Yabancılar, Hitit kalıntılarının değerini daha iyi bildiler, ama tarih bilincinden uzak nice insanımız, bu hazinelere “dört tane taş” diye baktı.

Arkasındaki binlerce yıllık geçmişi ve döneminin en önemli uygarlıklarından biri olduğu gerçeğini görebilenler, ne yazık ki çok azınlıkta kaldı.

*

Hitit kalıntılarına, başta Almanlar olmak üzere Avrupalılar, bir de Japonlar ilgi gösteriyorlardı.

Son dönemde Avrupa ile ilişkiler sıkıntıya girince, Türkiye’ye gelen turist sayısında ciddi azalmalar oldu. Çorum bu olumsuz gelişmeden, daha da fazlasıyla nasibini aldı.

Üstelik, Almanlarla aramızda artan gerilim nedeniyle, kayıplar daha da süreceğe benziyor.

*

Bu yılın başlarında gazetemize de yansıdığı üzere, Çorum’a turist girişi yıldan yıla azalıyor. Örneğin 2012 yılında müze ve örenyerlerini 42.538 yabancı turist ziyaret etmişken, bu rakam 2016’da 2.133 gibi çok düşük bir seviyeye inmiş.

Yerli ve yabancı turist toplamı ise 146 binden 93 bine kadar gerilemiş.

*

Aslında turist sayısındaki azalmayı, istatistikleri de beklemeden çıplak gözle tespit etmek mümkün.

Hele de Hattuşa’daki turistik işletmelerin sahiplerini dinlerseniz, fecaati daha açık biçimde anlayabilirsiniz.

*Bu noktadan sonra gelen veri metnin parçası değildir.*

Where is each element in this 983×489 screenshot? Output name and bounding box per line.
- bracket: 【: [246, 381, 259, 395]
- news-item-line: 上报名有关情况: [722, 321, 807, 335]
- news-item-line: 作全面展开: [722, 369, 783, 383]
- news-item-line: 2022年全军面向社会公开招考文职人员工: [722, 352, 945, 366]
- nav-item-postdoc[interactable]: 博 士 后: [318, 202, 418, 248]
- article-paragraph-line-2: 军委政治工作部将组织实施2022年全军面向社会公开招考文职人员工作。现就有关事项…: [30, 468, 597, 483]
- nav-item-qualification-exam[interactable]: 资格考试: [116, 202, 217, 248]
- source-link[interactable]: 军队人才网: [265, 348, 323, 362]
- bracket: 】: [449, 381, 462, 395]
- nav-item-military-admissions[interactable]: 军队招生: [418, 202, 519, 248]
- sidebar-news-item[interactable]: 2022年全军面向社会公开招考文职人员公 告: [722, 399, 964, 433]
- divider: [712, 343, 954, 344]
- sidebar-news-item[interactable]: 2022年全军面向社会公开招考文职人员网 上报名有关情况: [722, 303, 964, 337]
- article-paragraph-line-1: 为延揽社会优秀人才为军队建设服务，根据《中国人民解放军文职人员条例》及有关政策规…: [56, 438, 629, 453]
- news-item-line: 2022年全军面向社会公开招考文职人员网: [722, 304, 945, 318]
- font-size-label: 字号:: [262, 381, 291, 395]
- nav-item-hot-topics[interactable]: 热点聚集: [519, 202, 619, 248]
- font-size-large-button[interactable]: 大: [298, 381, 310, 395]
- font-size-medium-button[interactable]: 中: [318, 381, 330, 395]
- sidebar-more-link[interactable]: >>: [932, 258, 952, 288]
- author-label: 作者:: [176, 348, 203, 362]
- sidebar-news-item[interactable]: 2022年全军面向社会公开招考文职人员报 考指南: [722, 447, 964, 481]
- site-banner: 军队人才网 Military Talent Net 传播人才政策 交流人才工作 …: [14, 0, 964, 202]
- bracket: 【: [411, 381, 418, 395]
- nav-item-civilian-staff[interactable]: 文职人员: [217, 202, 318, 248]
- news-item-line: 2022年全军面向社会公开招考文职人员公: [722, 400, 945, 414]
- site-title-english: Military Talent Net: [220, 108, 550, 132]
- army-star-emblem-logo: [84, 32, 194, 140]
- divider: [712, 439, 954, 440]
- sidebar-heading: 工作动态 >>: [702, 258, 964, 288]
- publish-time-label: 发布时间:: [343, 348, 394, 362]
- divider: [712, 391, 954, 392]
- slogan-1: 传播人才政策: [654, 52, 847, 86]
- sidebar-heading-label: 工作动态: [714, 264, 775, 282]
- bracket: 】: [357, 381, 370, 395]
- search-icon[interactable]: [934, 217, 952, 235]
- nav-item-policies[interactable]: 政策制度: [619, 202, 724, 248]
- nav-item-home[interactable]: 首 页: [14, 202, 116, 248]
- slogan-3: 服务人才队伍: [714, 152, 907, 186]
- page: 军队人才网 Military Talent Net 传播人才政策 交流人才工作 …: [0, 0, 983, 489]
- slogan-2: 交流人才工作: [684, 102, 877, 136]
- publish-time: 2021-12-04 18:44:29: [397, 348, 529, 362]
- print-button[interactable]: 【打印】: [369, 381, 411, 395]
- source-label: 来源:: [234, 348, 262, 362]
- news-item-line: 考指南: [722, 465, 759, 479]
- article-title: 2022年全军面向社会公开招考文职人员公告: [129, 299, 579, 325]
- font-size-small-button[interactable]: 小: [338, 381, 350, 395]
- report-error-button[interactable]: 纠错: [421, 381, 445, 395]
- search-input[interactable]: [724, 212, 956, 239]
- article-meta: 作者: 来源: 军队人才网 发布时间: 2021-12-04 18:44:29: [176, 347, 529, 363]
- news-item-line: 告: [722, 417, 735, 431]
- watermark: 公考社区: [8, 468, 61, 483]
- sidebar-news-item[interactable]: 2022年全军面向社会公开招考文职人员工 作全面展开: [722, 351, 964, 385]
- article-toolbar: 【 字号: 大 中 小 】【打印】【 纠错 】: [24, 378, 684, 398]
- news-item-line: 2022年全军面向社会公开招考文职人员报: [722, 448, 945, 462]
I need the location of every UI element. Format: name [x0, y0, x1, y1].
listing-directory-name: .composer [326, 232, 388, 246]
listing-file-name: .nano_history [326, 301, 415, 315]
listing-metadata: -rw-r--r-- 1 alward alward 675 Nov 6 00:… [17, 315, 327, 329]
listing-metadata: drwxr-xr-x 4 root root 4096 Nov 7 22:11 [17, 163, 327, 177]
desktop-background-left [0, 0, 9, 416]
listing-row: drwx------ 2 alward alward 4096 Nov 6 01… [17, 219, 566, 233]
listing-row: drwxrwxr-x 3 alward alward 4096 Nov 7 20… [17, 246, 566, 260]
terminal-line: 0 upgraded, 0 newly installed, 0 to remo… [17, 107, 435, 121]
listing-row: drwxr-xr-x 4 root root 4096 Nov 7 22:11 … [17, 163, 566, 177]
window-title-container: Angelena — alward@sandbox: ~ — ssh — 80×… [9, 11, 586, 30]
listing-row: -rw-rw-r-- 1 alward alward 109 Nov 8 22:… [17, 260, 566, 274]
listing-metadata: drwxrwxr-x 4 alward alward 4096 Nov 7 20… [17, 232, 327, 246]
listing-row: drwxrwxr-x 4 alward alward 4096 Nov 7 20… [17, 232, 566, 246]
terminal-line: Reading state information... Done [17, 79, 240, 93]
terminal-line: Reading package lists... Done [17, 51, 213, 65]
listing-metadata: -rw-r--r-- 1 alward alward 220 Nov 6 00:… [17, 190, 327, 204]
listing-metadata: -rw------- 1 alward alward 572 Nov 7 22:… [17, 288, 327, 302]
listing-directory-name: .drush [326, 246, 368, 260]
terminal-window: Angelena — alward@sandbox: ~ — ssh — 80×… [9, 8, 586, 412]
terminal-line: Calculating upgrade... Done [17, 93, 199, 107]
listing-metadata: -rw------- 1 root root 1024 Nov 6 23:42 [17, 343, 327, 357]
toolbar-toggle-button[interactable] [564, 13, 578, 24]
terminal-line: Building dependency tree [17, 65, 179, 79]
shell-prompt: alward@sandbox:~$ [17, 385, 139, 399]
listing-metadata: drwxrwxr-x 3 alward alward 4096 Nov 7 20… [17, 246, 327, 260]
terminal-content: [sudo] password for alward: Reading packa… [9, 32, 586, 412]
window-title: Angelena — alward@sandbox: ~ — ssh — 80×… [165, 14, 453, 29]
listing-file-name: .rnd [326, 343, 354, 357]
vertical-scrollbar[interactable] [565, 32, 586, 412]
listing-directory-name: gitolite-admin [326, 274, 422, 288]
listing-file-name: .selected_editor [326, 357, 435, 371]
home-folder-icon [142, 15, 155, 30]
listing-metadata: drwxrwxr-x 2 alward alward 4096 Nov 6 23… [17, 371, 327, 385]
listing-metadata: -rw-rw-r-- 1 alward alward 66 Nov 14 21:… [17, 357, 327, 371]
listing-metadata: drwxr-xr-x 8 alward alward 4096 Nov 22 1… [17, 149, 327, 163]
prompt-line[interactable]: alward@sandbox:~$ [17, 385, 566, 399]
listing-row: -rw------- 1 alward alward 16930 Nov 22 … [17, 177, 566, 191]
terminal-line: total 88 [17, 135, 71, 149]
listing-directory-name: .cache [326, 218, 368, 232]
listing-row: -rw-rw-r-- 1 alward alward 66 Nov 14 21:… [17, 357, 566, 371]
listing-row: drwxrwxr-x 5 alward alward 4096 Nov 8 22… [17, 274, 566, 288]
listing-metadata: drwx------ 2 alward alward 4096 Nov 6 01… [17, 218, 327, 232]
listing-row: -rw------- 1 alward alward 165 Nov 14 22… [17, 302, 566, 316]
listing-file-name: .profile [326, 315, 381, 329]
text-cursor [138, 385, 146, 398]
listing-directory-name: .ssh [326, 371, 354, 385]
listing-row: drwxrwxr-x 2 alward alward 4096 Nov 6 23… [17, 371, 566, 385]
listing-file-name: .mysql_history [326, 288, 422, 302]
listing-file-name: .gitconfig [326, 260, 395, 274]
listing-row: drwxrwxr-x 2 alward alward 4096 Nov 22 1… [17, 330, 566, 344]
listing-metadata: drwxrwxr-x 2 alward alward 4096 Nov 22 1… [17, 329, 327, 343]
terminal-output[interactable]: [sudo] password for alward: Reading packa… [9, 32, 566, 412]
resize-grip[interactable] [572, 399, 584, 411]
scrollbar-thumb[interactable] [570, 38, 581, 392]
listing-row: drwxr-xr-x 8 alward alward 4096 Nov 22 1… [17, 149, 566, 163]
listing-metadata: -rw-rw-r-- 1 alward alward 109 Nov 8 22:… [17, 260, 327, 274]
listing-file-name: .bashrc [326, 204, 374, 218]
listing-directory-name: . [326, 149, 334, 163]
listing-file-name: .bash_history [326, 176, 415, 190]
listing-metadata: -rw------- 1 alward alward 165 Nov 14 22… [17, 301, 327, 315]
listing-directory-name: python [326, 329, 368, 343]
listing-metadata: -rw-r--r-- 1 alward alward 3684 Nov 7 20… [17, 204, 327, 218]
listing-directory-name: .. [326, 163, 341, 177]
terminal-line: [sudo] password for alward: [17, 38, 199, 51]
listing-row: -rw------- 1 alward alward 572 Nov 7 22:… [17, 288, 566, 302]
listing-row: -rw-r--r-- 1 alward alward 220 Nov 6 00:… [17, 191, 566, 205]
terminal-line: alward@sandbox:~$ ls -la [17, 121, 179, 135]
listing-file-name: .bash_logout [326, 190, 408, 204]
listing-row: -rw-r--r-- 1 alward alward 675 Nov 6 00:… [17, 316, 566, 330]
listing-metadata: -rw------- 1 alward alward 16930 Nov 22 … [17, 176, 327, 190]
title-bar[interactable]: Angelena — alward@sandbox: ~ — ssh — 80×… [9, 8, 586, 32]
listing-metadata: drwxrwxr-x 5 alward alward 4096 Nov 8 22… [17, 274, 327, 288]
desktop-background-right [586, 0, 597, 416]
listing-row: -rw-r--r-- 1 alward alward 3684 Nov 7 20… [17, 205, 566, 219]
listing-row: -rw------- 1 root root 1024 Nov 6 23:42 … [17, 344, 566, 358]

Hitit uygarlığının başkentinde turizm “yerlerde sürünüyor”!

*

Kültür turizmine ilgi duyan Avrupalılar gelmiyorsa, yeniden Türkiye’ye gelmeye başlayan Ruslar’ın tercihi de “deniz-güneş-kum” ise, Çorum’un iç turizmin yanısıra, Uzakdoğu’ya yönelmesi kaçınılmaz bir zorunluluk gibi görünüyor. Zira, Karadeniz’e akın etmeye başlayan Arap turistler için Çorum’un sunabildikleri fazlaca bir anlam ifade etmiyor.

İnanç turizmi adına da, öyle zengin kentlerimiz var ki, Çorum’un sıralamaya girmesi kolay değil.

*

19 Temmuz 2017 günlü ÇORUM HABER’in manşeti, “Çin’le iletişim sağlanırsa Çorum büyük atak yapar” şeklindeydi.

Türkiye-Çin İşadamları Derneği Genel Başkanı, hemşehrimiz Kemal Koçak, 1.5 milyar nüfuslu Çin’de 220 milyon “varlıklı” Çinli’nin yurt dışına çıktığını, bunların da çoğunlukla tarih ve kültür turizmini tercih ettiklerini anlatıyordu.

Koçak, Çorum’da TÜÇİAD’ın Temsilciliği’ni oluşturabildikleri takdirde, Çin’le Çorum arasında yapıcı bir diyaloğun kurulabileceğini de savunuyordu.

*

Japonya, Güney Kore ve Çin başta olmak üzere Uzakdoğu ülkeleri, yalnızca turizm açısından değil, ticari açıdan da Çorum’a yeni ufuklar açabilir.

Bu şans denenmeye değmez mi?

Yoksa, bu kadar zengin tarih hazinelerine sahip olup da değerlendirememek, en hafif deyimle “beceriksizlik” olarak tanımlanmayı hak eder.

Gerçekten, yazık, günah!...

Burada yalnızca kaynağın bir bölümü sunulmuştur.